Eio_main.run is like Lwt_main.run. It is typically used once in an application, at the start, and everything runs inside it. You’d use it like this (which I would however consider bad style):

module Globals = struct
  let fs = ref None

  let init env =
    fs := Some (Eio.Stdenv.fs env)
  
  let load path =
    Eio.Dir.load (Option.get !fs) path

  let save path data =
    Eio.Dir.save (Option.get !fs) path data ~create:(`Exclusive 0o666)
end

let main () =
  let data = Globals.load "input.dat" in
  Globals.save "output.dat" data

let () =
  Eio_main.run @@ fun env ->
  Globals.init env;
  main ()

Whether the saved value works if you end the main-loop and then start another one would depend on the backend implementation. It’s certainly not guaranteed to work.

If you can make a reliable version with global variables, then the capabilities aren’t giving you any guarantees and could easily be added as a higher-level layer on top of a library that didn’t use them.

OCaml allows any module in my dependencies to run a static initialiser, which can use Obj.magic, call C functions, etc, so we can’t really guarantee anything about any non-trivial program. It would be nice if the compiler had some kind of safe mode where it would alert you about unsafe code, but it doesn’t yet.

So when Eio (or any OCaml library) talks about ensuring things, it means assuming you follow some reasonable rules, even if they’re not enforced. Roughly, this means that if you call an “unsafe” function, you need to verify things yourself. From a capability point of view, certain extra functions in the stdlib are considered unsafe, such as open_in, which gets access to the file-system from nothing.

Note that Eio_main.run itself is not a capability-safe function, because gets access to the file-system and network from thin air. If you run the compiler in safe mode, it should therefore flag that call as something you need to audit manually. Which shouldn’t be surprising - obviously you need to read your program’s main entry-point to have any idea what it will do.

To get a bound on what it can do you need to follow the env argument and see where it goes. In the example above, it gets stored in Global, so you need to audit everything that can access that. That would likely be a lot of work, which is why using global variables is generally considered bad style.

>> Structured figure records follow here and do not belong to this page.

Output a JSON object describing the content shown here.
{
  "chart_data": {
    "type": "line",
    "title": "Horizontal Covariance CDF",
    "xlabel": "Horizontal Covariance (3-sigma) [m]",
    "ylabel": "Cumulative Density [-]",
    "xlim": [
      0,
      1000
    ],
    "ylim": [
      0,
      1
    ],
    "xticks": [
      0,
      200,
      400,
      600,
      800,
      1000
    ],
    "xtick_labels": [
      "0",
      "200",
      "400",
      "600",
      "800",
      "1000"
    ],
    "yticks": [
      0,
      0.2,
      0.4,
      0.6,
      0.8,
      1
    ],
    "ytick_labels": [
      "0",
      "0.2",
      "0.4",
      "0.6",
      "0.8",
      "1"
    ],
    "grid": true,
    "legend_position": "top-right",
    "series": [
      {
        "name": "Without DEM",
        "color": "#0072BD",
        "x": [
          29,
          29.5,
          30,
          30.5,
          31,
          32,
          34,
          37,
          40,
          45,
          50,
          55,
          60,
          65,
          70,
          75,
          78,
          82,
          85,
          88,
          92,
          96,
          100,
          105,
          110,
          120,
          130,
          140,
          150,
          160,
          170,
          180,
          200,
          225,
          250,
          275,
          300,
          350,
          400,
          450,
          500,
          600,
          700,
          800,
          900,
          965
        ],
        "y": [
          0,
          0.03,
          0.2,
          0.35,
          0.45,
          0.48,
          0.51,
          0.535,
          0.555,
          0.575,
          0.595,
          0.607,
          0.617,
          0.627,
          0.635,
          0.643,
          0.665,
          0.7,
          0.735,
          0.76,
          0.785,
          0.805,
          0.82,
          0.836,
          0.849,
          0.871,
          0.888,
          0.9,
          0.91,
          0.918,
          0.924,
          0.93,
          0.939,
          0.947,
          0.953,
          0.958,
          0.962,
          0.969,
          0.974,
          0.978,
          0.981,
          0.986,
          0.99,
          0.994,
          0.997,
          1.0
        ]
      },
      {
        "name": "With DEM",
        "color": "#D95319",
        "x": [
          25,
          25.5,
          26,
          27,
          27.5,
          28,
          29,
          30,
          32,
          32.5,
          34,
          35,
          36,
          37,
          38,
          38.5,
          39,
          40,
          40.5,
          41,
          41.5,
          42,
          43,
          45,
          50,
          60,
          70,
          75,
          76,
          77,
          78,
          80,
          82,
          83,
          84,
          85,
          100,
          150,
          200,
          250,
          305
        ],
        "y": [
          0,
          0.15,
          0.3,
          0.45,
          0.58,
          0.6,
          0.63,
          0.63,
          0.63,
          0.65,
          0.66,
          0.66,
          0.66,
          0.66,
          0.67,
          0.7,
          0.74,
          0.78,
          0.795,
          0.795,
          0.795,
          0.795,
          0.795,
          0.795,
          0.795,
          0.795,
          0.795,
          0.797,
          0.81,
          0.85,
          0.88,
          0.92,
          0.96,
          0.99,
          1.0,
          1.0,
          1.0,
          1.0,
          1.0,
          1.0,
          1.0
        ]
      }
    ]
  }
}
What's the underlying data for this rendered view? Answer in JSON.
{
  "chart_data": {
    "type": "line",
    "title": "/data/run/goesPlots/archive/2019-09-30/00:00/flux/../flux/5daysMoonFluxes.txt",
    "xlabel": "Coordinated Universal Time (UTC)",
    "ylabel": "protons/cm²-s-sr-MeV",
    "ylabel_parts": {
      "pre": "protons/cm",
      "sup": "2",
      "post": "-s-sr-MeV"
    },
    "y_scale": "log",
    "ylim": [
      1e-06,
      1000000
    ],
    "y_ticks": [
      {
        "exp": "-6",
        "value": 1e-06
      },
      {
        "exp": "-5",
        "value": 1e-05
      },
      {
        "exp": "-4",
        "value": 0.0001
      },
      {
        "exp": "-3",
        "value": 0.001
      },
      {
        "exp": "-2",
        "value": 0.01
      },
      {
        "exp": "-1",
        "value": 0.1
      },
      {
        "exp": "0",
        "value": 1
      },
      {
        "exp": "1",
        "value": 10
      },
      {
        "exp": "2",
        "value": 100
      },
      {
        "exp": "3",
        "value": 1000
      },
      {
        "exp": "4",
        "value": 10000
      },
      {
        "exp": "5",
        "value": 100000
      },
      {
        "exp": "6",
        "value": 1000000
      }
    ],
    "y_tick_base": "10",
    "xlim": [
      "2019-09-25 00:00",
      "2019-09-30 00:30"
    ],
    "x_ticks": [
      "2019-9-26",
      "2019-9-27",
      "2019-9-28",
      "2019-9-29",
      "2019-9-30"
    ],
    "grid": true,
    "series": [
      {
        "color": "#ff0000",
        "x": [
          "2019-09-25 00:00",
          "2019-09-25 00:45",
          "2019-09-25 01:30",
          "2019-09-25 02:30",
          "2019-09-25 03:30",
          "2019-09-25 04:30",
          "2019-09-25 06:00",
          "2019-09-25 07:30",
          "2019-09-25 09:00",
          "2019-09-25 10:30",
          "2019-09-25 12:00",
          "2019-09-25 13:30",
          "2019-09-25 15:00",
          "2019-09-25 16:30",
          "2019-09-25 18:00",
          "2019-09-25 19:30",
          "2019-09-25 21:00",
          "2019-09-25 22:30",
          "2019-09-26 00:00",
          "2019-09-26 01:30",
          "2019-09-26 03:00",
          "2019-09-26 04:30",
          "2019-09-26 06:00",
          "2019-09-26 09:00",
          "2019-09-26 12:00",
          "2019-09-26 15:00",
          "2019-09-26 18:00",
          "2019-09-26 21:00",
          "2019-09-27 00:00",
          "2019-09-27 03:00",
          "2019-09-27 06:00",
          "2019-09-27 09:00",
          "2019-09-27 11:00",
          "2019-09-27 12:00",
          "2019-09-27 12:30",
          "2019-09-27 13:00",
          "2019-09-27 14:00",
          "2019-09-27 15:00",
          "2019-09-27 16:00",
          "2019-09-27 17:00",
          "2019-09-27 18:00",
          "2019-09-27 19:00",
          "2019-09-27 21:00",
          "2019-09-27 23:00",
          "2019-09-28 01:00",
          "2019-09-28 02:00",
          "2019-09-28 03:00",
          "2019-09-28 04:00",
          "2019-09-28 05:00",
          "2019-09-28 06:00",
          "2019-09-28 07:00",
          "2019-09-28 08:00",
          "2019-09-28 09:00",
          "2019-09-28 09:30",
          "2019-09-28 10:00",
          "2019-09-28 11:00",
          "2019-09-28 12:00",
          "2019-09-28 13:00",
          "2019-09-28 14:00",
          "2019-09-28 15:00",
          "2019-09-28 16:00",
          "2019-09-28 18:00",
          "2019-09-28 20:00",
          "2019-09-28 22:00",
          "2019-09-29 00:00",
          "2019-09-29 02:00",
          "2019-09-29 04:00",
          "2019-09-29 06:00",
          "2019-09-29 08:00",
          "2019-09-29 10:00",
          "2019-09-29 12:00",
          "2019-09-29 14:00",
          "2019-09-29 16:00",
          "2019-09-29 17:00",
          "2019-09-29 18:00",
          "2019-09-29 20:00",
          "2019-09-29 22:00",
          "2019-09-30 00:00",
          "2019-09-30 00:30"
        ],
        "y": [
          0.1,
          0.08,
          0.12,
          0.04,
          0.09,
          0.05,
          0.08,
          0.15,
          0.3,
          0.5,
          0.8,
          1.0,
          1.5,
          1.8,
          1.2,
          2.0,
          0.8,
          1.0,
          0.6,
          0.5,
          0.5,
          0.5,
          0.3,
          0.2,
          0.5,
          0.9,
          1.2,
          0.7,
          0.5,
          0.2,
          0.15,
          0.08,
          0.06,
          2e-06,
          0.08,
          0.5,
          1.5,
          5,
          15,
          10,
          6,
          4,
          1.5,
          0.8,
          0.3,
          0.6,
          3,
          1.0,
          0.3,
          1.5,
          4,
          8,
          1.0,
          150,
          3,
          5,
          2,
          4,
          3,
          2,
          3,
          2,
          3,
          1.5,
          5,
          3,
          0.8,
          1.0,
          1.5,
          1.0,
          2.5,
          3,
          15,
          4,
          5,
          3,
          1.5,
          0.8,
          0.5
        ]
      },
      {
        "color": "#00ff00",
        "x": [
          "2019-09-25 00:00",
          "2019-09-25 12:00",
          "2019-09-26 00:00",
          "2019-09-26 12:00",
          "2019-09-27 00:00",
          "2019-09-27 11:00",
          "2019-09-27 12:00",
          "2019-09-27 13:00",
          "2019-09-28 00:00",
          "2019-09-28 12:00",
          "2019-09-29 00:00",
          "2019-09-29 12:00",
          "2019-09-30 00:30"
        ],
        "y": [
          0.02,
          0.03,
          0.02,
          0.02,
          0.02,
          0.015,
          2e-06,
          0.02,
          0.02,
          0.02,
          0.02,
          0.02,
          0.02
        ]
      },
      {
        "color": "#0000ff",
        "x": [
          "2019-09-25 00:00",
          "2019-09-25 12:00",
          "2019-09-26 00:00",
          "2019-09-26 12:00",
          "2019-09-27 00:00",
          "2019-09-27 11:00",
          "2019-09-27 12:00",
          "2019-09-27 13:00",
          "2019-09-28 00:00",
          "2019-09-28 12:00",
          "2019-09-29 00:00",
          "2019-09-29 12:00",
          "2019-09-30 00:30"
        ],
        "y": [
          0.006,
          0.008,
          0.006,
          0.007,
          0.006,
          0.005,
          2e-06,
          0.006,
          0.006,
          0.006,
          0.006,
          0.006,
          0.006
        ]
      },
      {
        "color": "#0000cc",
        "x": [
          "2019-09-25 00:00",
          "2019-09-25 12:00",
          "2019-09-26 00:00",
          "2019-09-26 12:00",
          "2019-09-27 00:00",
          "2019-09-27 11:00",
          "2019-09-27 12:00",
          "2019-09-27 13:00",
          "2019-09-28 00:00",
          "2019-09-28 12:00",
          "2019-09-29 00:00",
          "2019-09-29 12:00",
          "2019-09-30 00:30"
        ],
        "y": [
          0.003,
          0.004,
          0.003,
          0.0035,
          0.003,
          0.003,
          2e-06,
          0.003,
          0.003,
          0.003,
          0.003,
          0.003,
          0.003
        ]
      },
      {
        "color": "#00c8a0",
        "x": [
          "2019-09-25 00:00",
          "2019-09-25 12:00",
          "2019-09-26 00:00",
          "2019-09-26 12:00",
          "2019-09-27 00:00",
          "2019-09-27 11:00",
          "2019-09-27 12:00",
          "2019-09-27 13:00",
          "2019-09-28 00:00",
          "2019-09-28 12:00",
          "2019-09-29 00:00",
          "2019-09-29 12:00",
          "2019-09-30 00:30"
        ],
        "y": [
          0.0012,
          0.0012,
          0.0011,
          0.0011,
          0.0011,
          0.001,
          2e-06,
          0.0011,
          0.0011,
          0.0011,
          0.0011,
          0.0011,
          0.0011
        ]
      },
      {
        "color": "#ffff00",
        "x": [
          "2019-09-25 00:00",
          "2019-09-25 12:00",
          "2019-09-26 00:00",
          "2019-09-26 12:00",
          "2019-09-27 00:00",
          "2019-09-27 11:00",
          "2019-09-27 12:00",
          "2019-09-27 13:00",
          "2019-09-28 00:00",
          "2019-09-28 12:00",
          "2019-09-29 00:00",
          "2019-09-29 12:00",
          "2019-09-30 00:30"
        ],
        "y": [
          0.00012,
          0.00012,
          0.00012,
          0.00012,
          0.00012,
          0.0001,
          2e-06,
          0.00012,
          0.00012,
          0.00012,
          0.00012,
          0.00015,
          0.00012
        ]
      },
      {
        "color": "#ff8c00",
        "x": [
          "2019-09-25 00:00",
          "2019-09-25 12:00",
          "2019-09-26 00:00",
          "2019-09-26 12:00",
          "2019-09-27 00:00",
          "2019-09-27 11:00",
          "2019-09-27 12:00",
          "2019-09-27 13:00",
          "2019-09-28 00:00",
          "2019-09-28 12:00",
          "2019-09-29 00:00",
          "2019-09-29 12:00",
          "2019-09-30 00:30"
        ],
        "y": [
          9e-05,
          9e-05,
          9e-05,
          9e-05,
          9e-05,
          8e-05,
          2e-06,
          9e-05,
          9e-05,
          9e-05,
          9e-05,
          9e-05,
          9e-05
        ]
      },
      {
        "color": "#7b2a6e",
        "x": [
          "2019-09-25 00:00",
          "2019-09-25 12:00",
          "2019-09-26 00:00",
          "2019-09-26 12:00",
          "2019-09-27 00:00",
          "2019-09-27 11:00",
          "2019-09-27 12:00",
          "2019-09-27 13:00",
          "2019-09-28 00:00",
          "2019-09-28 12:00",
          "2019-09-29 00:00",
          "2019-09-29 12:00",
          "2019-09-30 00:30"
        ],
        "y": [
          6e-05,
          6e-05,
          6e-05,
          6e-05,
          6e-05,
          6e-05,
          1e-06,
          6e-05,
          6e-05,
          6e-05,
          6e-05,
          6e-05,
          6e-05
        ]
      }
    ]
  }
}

It’s also a shame to see classes and object types appearing in what aims to be a foundational library.

Why? Eio uses objects internally, while mostly exposing a functional API. Lwt does the same thing in places (e.g. Lwt_process), and all Lwt code uses Lwt_engine in the end. It doesn’t seem to cause any trouble.

4 Likes

FWIW I share a bit @lpw25’s sentiment here.

A cursory look at eio’s design looks like a rather monolithic design cramming as much feature as possible to be able to replace lwt code by direct-style code along with a few more goodies on the way, which I’m not necessarily convinced about yet.

One of the promises of effects was their modularity/compositionnality, so the way stuff is built here feels a bit backward, maybe trying to tie in everything directly with operating systems interfaces is not such a good idea.

Taking the sole example of fibers, I would certainly like to see a core set of effects/primitives to deal with them in the Stdlib but in a way that allows me to interpret them in possible different ways than is exposed here.

7 Likes

I had planned to experiment with Eio for a while so I’m particularly happy to see it released right when I was getting to my project! =)

I’m trying to use a tun device. I’ve started with the Tuntap library which provides a Unix.file_descr. I see no way to “convert” that file_descr to something for Eio. Is there anything for that? Should I instead avoid Tuntap and open the tun directly from the Eio world?